Living in a city, on the other hand, you are constantly exposed to other people and their problems, which can start to seem like your problems. If you HAVE to deal with that homeless guy on the bus, homelessness seems like your problem. If your kids get sick at school because their friends' families can't afford health insurance, health care seems like your problem. Even if you don't start feeling like you share problems, I think it makes a difference in your consciousness to just see that homeless people or people without health insurance are real people that are trying to live real lives. And for that matter, you may see how people interact with each other around pollution, and it may give you a better sense of the importance of environmental issues. Issues like how much energy you consume compared to someone else.

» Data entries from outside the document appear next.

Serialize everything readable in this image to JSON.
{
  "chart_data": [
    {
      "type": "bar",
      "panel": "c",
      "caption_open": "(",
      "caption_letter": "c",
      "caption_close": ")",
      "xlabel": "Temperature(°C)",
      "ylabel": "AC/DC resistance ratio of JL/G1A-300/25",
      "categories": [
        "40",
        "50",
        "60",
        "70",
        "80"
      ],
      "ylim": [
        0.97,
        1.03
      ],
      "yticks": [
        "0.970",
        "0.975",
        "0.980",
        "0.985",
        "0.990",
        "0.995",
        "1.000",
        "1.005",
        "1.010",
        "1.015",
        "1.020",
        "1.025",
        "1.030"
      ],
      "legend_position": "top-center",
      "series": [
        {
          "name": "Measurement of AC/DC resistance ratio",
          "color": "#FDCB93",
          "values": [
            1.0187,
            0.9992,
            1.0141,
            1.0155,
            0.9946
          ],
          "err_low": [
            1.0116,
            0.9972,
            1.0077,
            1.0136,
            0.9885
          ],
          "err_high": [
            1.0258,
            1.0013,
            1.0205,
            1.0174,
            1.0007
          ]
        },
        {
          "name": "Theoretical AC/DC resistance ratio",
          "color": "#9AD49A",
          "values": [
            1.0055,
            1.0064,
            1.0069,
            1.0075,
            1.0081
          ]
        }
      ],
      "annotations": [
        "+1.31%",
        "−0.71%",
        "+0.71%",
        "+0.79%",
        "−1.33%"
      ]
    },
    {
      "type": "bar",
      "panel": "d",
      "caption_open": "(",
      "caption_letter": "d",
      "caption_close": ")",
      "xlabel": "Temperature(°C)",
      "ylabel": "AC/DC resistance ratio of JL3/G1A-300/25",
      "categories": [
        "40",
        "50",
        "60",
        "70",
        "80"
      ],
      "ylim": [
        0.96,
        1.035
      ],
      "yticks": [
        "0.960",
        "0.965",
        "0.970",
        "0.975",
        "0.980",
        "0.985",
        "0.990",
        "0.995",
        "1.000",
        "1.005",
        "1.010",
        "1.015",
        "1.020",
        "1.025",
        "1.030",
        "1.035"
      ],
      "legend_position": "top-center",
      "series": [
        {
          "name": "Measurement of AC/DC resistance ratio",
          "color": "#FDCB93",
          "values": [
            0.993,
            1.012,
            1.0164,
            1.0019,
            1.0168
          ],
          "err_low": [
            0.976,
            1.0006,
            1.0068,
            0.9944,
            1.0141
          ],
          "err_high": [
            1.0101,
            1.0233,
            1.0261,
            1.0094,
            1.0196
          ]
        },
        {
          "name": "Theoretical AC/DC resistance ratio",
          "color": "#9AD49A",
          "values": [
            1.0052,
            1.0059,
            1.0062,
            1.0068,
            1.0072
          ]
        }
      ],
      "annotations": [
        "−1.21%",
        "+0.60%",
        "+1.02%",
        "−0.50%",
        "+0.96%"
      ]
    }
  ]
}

Some holes are appearing in the argument that suburbs are conservative, however. For example, Democratic Senator Jim Webb, newly elected in Virginia, probably owes his victory to the increasing size and liberalism of D.C. suburbs. However, much (though not all) of this growth is occurring in places like Ballston (pictured here), which is really nothing like the prototype I've described. It's more like a small city right outside a larger one - it features dense development clustered around transit hubs and puts residents close to jobs. Plus, on a more puerile level, Ballston is one of the all-time funniest/most homoerotic city names in the country, although it's only one vowel switch away from being dethroned by nearby Manassas.

At any rate, Ballston and the rest of suburban Virginia seem to be part of a national trend whereby so-called inner suburbs are becoming denser and more liberal. This appears to be true even in suburban Chicago, where the sixth Congressional district has always been a reliable Republican seat. The last couple of elections, though, Democrats (Cegelis, then Duckworth) have provided strong challenges. Places like DuPage County are still a long way from cleaning up their environmental behavior, however. This is where some doom sayers have started to seem cautiously optimistic.

This key is this phenomenon of peak oil, whereby oil will become so expensive as it runs out that it will become uneconomical for most of its current uses in a very short timespan. Many of its adherents envision a world where suburbs are simply no longer viable, doomed by the death of the personal automobile. This seems like a pretty safe bet to me, since (a) we know that oil will run out eventually and (b) we're not doing anything about it right now. To support the kind of population we have now, it seems clear that we will have to find a way to live more densely sooner or later.

And that brings us back to the environmental side. There is one guy in particular, Joel Kotkin, who addresses these issues frequently in various opinion pieces and articles for relatively mainstream publications. Kotkin is really more of a hack making a career as a "thinker" by peddling one contrarian idea: that predictions of the demise of suburbs are overblown because people like living in them. Telecommuting and the relocation of high-paying jobs to suburbs will make travel from suburbs into cities obsolete, thinks Kotkin.

But to a certain extent, I think Kotkin is arguing against a straw man. If pressed, I don't think any environmental alarmist, myself included, would really say that the very existence of a suburb is immoral and everyone needs to live in a city. Some even think that cities will be every bit as obsolete as suburbs, once the crisis hits. Denser, more efficient and transit-oriented suburbs would be (and are starting to be) delightful for both political and environmental concerns, in fact. It's the outmoded, automobile-based prototype of the suburb that breeds immorality, and that is the version that needs to go.

2 Comments:

At 12:21 PM, Anonymous Anonymous said...

Hi Dems,

Interesting take. What is your source for the Chicago emissions data? I'd love more info for a possible link. Thanks, Shannon

 
At 3:50 PM, Blogger I voted for Kodos said...

Hi Shannon

Sorry, I just saw your comment. The emissions data can be found at a link embedded in the text. I believe the text of the link is "larger version available here". Cheers.